PrismML addresses this challenge by fundamentally rethinking neural networks at the mathematical level. Instead of traditional 16- or 32-bit architectures, the company creates models with a native 1-bit structure. This dramatically reduces inference compute and memory requirements without sacrificing reasoning performance.
On a range of intelligence benchmarks, 1-bit Bonsai 8B is competitive with leading full-precision 8B models, including Llama3 8B, while being:
- 14x smaller
- 8x faster
- 4-5x more energy efficient
This efficiency enables developers to build sophisticated AI applications that execute directly on devices, reducing reliance on the cloud and unlocking a new generation of edge-first applications in robotics, wearables, and personal computing that were previously impractical.
“We spent years developing the mathematical theory required to compress a neural network without losing its reasoning capabilities,” said Babak Hassibi, CEO and Founder of PrismML and Professor at Caltech. “We see 1-bit not as an endpoint, but as a starting point. We are creating a new paradigm for AI: one that adapts to diverse hardware environments and delivers maximum intelligence per unit of compute and energy.”
While the immediate impact is at the edge, the implications extend to the cloud. The same efficiency gains that enable local deployment also allow datacenters to operate more effectively by improving hardware utilization, lowering operating costs, and reducing energy consumption.
“From a systems perspective, reducing models to 1-bit representations changes the optimization equation,” said Ion Stoica, Databricks Co-Founder and Professor at UC Berkeley. “It enables a new class of AI systems that can both operate efficiently at the edge and scale economically in the cloud.”
Bill Jia, VP of Engineering at Google, Core ML/AI, added: “When advanced models can run on constrained devices, it reshapes system design end to end.
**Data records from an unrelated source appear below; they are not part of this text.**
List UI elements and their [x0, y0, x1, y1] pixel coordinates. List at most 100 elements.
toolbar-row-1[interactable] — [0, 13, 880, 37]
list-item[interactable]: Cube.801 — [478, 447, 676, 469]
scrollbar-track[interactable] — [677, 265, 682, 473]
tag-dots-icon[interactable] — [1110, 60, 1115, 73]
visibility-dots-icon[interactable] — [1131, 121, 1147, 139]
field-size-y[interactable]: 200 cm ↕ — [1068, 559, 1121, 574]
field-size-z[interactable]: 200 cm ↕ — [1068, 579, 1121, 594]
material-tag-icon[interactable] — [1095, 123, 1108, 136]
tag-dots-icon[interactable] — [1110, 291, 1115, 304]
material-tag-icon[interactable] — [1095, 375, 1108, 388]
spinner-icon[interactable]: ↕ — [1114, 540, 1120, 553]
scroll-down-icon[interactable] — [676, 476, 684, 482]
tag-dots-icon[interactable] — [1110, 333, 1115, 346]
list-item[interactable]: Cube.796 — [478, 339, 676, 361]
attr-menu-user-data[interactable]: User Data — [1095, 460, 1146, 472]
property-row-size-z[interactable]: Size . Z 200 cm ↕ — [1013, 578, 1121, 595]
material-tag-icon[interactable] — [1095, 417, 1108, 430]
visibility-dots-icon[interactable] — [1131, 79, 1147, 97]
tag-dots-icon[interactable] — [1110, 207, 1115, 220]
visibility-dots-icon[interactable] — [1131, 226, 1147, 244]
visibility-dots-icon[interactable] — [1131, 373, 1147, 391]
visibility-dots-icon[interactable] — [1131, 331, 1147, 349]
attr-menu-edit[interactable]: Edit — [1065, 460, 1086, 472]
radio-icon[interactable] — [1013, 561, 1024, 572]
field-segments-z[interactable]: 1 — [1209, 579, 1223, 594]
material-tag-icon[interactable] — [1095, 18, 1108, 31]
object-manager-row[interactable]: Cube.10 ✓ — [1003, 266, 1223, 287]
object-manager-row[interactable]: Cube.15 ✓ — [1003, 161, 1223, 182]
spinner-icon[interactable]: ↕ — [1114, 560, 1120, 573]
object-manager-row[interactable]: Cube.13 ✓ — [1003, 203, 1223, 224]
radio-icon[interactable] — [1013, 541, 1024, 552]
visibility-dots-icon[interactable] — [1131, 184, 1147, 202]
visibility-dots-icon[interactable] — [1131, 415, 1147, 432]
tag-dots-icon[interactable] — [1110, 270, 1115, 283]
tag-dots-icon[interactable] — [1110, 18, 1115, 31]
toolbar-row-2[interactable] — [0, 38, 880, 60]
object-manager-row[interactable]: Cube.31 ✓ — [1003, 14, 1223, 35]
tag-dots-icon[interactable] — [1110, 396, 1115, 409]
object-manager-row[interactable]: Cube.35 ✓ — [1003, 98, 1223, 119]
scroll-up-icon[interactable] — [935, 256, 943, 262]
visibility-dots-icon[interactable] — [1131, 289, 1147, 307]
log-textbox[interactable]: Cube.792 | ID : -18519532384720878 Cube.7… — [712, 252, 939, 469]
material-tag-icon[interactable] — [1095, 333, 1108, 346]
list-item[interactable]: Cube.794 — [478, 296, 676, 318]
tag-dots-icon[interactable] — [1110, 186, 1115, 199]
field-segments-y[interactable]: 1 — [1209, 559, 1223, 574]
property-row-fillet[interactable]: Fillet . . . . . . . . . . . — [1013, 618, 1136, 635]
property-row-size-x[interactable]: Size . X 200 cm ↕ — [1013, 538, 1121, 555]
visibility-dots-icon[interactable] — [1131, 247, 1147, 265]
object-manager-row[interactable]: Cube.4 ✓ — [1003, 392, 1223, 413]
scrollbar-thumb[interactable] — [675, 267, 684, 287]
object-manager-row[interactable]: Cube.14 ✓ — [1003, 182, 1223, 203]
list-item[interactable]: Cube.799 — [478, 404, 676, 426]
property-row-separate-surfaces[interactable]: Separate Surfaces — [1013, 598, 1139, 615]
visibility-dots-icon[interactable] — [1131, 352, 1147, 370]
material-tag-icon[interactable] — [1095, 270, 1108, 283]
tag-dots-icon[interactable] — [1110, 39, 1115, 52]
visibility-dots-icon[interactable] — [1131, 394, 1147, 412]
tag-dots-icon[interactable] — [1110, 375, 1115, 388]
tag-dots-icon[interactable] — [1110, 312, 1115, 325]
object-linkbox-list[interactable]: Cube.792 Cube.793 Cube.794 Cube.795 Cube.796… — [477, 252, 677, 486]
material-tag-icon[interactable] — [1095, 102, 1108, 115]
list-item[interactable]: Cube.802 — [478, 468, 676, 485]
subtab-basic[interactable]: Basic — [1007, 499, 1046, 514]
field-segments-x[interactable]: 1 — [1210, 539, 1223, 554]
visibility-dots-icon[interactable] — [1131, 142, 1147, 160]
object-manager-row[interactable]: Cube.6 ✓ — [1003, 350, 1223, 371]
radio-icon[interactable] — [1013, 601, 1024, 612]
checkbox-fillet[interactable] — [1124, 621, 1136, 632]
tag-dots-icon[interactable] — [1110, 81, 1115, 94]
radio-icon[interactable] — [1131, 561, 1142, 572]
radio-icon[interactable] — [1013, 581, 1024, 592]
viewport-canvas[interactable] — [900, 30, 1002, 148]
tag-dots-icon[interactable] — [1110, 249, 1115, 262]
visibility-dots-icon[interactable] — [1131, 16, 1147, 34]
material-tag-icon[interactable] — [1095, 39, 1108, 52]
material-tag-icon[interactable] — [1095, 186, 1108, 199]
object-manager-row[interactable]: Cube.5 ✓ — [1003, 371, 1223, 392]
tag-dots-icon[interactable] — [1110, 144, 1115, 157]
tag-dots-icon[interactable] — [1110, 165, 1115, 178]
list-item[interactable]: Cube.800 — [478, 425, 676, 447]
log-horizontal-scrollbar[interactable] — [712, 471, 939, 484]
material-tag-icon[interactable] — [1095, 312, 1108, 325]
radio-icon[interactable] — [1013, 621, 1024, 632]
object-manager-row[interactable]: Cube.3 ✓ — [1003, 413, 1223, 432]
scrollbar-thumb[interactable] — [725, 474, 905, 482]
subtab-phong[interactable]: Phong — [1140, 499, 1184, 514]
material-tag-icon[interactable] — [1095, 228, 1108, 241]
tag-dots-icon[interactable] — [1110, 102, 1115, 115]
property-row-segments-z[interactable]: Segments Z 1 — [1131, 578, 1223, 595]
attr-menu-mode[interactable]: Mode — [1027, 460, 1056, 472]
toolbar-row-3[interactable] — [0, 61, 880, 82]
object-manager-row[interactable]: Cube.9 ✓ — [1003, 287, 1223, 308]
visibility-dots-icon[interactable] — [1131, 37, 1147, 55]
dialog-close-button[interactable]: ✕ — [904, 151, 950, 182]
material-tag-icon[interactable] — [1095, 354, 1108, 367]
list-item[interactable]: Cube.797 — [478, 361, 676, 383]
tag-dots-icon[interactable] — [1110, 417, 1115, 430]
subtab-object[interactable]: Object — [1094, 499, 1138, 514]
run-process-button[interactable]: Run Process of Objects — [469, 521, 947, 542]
Efficiency at the model level compounds across infrastructure.”
PrismML’s technology can also impact future AI hardware design.
Amir Salek of Cerberus Ventures, an investor in the company, and who also founded and led the TPU program at Google, commented: “Power has become the ultimate bottleneck for scaling AI datacenters, and PrismML is fundamentally transforming the power-to-compute equation. Moreover, by reducing the memory footprint and bandwidth demands, this breakthrough technology has the potential to do more than just improve the economics of AI infrastructure; it can unlock a new frontier for innovation in computer architecture for AI inference and the next generation of AI models.”
With today’s launch, PrismML moves this architectural breakthrough from research to reality, placing the power of 1-bit AI directly into the hands of users, developers, and researchers.
Technical Details:
The 1-bit Bonsai 8B model is an 8-billion parameter Large Language Model where each parameter has 1-bit precision. It has been trained using Google v4 TPUs. It is designed for seamless integration with existing AI workflows and is optimized for low-latency inference on consumer-grade CPUs, NPUs, and edge GPUs. The model achieves high-fidelity reasoning and language understanding comparable to FP16 (16-bit floating point) 8B models, but with a fraction of the memory footprint (1GB vs 16GB). PrismML is also releasing 1-bit Bonsai 4B and 1.7B models, with 0.5GB and 0.24GB memory footprint, respectively.
Pricing and Availability:
Developers, researchers, and other users can download the 1-bit Bonsai models under the Apache 2.0 license for free starting today.